In [8]:
import os
import numpy as np
import pandas as pd
import pickle

from sklearn.model_selection import train_test_split
from tensorflow.keras.preprocessing.text import Tokenizer
from tensorflow.keras.preprocessing.sequence import pad_sequences
from tensorflow.keras.layers import Input, LSTM, Embedding, Dense
from tensorflow.keras.models import Model
from tensorflow.keras.optimizers import Adam

# CSV 파일 경로 (로컬에서 사용하는 경로로 수정)
csv_file_path = './news_summary_more.csv'  # CSV 파일 경로를 로컬에 맞게 수정하세요.

# 데이터 로드
df = pd.read_csv(csv_file_path)

# 'text'와 'headlines' 컬럼만 사용
text_data = df['text'].astype(str).values  # 'text' 컬럼
summary_data = df['headlines'].astype(str).values  # 'headlines' 컬럼

# 데이터셋 샘플링 (데이터 크기를 줄여 Colab 리소스 절약)
sample_size = int(len(text_data) * 0.1)  # 데이터의 10%만 샘플링
text_data = text_data[:sample_size]
summary_data = summary_data[:sample_size]

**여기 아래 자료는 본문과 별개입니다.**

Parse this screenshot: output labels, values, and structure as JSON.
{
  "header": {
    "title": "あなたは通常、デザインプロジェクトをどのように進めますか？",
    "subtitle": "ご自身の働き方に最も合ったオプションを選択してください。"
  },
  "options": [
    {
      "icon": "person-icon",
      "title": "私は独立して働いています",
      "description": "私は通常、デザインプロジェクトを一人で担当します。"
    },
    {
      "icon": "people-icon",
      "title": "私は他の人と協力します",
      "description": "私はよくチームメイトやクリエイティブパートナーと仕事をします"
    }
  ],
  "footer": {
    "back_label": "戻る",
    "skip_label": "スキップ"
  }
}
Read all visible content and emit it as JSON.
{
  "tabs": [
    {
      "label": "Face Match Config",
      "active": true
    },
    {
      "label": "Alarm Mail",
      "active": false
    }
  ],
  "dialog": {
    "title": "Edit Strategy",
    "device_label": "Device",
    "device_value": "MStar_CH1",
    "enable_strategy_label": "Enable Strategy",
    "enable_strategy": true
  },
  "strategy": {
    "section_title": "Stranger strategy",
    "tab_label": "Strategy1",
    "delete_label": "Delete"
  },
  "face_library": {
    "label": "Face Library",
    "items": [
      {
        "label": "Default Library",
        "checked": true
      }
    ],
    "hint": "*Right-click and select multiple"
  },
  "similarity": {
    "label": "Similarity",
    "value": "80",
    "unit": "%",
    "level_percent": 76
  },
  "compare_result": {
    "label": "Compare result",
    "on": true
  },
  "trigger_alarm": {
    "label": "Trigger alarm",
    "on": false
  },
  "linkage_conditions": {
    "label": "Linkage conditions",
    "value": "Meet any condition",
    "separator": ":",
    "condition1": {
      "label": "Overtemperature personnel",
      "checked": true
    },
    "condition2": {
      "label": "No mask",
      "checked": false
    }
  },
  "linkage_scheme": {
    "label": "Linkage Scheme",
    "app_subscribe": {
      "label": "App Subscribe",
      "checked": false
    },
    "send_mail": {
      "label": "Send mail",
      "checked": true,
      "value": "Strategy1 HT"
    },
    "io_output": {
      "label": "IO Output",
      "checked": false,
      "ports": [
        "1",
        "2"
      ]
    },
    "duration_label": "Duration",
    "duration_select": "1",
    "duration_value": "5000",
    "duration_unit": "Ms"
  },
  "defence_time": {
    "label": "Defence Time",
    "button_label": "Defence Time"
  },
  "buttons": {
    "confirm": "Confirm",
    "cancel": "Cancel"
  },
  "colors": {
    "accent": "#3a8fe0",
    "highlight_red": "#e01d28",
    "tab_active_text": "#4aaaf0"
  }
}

# 데이터셋 분리 (80% train, 20% validation)
text_train, text_val, summary_train, summary_val = train_test_split(
    text_data, summary_data, test_size=0.2, random_state=42
)

# 토크나이저 생성 및 훈련
MAX_TEXT_LEN = 50  # 줄여서 리소스 절약
MAX_SUMMARY_LEN = 15  # 줄여서 리소스 절약
VOCAB_SIZE = 15000  # 어휘 크기 증가 (기존 10000에서 15000으로)

# 텍스트 토크나이저
text_tokenizer = Tokenizer(num_words=VOCAB_SIZE, oov_token='<UNK>')  # OOV 토큰을 추가하여 범위 외의 단어 처리
text_tokenizer.fit_on_texts(text_train)

# 요약 토크나이저
summary_tokenizer = Tokenizer(num_words=VOCAB_SIZE, oov_token='<UNK>')
summary_tokenizer.fit_on_texts(summary_train)

# 토큰화 및 시퀀스 변환
text_train_seq = text_tokenizer.texts_to_sequences(text_train)
text_val_seq = text_tokenizer.texts_to_sequences(text_val)

# 인덱스를 VOCAB_SIZE 이하로 필터링
text_train_seq = [[token if token < VOCAB_SIZE else text_tokenizer.word_index['<UNK>'] for token in seq] for seq in text_train_seq]
text_val_seq = [[token if token < VOCAB_SIZE else text_tokenizer.word_index['<UNK>'] for token in seq] for seq in text_val_seq]

# 시퀀스 패딩
text_train_seq = pad_sequences(text_train_seq, maxlen=MAX_TEXT_LEN, padding='post')
text_val_seq = pad_sequences(text_val_seq, maxlen=MAX_TEXT_LEN, padding='post')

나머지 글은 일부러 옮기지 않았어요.